Washington, D.C., June 9, 2009—The Competitive Enterprise Institute this week filed comments advising the Federal Communications Commission on how best to proceed with its plan for a national policy on deployment of broadband networks. The comments emphasize that the most growth and innovation comes from companies competing in a free market, while additional mandates and restrictions are likely, in this case, only to slow new investments in broadband technology.

“The best way the Commission can stimulate broadband is not by imposing new layers of regulation, but by adopting a deregulatory stimulus in which government-created entry barriers are eliminated and costly regulations are reduced,” said Competitive Enterprise Institute Vice President for Policy Wayne Crews. “Marketplace investment and private enterprise have driven broadband deployment in the United States, and the Commission would be wise to expand proven, market-driven broadband policies.”

CEI’s comments provide several specific reforms that could substantially liberalize both the telecommunications and broadband marketplaces. Auctioning off further blocks of spectrum, redefining broadband based on functionality rather than delivery method and giving companies the freedom to experiment with different pricing structures would all help stimulate the industry.
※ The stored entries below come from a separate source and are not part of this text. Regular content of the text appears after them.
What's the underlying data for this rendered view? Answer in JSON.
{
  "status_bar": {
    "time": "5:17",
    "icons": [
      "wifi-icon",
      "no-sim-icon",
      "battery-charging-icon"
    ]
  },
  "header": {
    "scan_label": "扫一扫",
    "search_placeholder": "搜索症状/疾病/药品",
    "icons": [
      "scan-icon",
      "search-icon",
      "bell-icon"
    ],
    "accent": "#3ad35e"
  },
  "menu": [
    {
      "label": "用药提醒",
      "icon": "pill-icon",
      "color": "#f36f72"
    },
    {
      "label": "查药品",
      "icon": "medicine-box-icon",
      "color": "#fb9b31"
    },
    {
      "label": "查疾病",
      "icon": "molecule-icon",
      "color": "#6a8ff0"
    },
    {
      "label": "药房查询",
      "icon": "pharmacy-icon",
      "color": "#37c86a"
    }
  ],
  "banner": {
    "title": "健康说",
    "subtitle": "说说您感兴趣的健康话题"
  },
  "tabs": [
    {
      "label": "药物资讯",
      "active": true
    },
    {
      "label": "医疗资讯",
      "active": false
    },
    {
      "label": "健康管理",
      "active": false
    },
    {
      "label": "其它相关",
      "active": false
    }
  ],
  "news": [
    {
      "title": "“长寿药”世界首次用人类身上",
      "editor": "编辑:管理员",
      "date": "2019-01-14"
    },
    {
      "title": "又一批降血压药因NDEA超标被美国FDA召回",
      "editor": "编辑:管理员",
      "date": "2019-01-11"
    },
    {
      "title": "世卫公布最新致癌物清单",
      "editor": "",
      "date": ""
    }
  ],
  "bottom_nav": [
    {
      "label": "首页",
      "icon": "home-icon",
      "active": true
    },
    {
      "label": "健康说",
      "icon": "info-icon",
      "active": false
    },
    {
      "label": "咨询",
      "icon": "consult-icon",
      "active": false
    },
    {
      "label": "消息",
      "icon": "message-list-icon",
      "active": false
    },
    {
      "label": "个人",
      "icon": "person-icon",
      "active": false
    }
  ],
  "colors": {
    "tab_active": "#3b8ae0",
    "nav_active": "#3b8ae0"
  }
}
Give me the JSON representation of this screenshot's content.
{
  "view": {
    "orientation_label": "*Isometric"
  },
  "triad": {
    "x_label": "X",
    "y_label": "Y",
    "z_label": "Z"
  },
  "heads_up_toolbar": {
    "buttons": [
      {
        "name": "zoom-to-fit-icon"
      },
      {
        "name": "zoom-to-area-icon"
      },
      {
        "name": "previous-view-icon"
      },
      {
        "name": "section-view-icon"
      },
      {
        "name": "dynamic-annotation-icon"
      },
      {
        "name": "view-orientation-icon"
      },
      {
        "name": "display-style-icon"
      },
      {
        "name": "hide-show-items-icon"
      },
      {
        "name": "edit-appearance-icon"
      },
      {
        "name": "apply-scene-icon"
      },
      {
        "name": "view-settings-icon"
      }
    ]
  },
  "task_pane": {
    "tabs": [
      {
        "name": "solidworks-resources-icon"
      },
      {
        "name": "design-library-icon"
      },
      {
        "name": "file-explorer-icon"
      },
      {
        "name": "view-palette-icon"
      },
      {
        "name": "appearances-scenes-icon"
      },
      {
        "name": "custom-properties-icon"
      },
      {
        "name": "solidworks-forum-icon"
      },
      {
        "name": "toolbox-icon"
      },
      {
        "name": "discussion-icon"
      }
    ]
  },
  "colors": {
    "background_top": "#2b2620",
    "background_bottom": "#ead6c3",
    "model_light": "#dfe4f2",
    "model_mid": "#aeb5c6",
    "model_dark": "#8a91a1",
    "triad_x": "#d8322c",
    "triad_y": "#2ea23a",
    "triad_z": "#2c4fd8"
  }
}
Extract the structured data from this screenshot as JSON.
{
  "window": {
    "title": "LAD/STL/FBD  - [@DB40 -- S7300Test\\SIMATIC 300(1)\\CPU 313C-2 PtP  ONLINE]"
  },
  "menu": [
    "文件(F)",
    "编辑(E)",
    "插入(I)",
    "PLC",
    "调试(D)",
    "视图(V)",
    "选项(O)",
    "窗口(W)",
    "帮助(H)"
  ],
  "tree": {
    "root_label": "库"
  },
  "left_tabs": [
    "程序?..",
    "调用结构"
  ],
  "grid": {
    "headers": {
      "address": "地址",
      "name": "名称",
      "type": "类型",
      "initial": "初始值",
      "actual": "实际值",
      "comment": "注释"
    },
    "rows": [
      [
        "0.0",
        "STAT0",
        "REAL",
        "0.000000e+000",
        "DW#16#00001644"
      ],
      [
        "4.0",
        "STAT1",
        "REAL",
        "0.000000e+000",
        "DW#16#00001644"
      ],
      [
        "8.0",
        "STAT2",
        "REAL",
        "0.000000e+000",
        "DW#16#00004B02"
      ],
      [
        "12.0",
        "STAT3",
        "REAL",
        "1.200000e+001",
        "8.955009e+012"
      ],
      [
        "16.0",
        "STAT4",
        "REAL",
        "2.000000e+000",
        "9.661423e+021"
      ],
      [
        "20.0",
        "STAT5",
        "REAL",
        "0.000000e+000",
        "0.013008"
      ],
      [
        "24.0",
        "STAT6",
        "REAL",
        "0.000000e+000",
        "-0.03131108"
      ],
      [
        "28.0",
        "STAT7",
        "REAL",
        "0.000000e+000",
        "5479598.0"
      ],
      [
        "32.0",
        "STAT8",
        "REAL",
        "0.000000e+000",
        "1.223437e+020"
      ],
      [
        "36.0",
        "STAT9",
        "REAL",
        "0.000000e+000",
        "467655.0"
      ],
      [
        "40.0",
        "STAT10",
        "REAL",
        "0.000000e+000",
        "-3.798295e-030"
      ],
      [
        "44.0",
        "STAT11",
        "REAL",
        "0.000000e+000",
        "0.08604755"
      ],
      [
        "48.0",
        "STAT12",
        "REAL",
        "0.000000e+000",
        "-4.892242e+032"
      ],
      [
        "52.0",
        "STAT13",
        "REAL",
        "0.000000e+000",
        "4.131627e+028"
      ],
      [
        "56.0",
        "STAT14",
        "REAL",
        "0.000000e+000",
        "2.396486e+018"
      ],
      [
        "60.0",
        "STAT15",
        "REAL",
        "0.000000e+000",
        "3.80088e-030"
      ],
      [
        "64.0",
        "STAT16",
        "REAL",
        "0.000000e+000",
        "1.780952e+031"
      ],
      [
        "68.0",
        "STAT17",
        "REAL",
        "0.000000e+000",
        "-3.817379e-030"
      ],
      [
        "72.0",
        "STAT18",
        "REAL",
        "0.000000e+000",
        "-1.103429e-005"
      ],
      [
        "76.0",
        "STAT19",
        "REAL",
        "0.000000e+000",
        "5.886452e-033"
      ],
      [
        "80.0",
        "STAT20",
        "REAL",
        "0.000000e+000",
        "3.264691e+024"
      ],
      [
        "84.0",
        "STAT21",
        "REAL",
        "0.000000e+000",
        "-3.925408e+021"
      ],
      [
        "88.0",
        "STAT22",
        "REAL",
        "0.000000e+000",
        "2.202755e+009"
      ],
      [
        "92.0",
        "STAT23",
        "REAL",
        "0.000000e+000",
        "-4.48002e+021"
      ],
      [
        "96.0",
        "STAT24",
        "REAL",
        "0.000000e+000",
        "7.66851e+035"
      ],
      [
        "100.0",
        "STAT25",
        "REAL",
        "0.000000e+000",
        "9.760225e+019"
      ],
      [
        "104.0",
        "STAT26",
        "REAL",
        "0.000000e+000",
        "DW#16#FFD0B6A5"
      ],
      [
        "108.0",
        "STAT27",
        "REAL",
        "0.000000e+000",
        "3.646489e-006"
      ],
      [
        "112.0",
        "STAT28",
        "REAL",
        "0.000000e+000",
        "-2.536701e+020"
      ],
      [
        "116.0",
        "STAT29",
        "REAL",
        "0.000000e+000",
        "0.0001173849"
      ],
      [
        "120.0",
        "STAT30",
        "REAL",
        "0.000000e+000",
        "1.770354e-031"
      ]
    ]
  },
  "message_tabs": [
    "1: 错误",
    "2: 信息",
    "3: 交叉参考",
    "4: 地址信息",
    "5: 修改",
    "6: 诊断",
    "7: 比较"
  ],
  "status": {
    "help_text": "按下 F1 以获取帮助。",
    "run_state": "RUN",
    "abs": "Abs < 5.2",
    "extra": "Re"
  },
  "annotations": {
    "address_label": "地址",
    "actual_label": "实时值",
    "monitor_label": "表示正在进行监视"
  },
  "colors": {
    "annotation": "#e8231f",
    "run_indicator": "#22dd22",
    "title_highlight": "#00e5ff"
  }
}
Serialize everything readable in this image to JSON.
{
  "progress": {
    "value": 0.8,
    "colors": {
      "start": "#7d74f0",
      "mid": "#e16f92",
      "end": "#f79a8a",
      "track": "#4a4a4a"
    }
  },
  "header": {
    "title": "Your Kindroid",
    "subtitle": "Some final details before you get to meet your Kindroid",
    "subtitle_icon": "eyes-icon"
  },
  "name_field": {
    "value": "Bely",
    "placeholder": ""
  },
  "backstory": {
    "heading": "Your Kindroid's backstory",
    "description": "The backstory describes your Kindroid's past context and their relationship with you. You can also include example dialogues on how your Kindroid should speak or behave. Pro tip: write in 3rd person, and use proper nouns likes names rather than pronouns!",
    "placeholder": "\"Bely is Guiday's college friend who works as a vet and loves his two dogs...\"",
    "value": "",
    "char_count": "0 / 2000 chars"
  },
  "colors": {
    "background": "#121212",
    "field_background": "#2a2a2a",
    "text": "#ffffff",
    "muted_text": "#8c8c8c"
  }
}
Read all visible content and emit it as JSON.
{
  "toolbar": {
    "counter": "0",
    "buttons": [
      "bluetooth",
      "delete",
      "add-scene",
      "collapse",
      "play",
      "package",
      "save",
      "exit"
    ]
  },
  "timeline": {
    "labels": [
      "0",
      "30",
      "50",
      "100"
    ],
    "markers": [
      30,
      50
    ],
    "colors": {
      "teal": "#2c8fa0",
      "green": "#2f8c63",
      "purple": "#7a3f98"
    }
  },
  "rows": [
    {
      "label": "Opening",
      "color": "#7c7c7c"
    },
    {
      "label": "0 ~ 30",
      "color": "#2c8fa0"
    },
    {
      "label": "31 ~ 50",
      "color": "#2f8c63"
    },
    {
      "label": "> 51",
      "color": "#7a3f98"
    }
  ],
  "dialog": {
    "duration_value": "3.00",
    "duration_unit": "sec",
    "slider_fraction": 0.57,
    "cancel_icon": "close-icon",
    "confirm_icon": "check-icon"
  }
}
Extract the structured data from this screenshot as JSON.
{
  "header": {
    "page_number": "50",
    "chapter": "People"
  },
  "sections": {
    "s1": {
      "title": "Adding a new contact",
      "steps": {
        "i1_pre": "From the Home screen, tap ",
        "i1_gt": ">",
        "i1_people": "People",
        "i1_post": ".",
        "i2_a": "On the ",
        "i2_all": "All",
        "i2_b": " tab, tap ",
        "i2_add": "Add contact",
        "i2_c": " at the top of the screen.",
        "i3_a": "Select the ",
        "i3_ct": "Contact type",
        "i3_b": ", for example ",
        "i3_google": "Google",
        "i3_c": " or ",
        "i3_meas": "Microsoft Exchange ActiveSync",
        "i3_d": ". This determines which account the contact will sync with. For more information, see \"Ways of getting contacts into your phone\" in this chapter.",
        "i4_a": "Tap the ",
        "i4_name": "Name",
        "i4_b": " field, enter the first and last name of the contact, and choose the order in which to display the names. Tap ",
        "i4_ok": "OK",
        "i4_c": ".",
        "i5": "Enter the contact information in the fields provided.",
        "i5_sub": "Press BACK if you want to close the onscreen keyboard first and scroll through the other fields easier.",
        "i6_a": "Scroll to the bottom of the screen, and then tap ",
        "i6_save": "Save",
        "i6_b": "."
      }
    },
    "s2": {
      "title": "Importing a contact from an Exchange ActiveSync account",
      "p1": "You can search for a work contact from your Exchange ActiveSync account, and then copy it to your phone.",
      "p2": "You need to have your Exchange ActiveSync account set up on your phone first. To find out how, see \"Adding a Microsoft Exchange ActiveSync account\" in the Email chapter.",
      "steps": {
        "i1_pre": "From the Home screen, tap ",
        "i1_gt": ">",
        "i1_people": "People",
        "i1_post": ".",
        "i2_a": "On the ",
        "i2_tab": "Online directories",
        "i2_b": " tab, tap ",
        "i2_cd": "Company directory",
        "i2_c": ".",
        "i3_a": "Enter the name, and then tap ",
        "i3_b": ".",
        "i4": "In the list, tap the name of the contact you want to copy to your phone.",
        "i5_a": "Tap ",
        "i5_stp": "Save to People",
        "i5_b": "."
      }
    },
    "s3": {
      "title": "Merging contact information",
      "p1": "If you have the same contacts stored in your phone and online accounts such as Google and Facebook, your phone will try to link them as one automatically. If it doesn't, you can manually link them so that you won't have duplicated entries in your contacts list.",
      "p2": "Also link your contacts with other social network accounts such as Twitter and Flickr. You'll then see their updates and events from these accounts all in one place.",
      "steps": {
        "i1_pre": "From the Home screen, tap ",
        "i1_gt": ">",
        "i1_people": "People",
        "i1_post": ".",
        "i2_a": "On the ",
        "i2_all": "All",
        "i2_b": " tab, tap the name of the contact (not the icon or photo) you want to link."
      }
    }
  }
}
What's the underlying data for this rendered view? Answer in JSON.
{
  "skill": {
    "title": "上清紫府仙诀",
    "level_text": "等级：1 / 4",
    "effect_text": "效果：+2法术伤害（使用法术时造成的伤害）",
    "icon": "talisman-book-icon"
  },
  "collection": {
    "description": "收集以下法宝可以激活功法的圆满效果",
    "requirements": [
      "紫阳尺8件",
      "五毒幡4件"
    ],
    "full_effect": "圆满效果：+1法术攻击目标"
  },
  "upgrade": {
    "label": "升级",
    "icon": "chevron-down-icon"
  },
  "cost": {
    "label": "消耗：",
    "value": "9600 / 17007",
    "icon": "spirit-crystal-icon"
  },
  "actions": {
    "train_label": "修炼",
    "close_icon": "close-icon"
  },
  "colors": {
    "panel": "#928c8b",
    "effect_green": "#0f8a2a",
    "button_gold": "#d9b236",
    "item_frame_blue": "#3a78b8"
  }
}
“Competition in creation of core networks is just as important as competition in the creation of content delivered over the networks later,” said Crews. “A world safe for mandatory openness and non-discrimination, one in which investors can’t ‘own’ their pipes or spectrum, is a world far less attuned to the infrastructure wealth creation that consumers actually need.”

CEI also cautions the FCC against overreacting to concerns over user privacy. “Forming broadband policy based on speculative privacy fears runs the risk of stifling potentially promising new technologies that may enhance consumer welfare in the future,” said CEI Information Policy Analyst Ryan Radia. “The emergence of deep packet inspection brings with it a range of privacy concerns, and it would be premature for the Commission to impose mandates at this stage. Decentralized marketplace experimentation, subject to competitive discipline and evolving consumer preferences, is best able to balance privacy with wealth creation stemming from advertising and marketing.”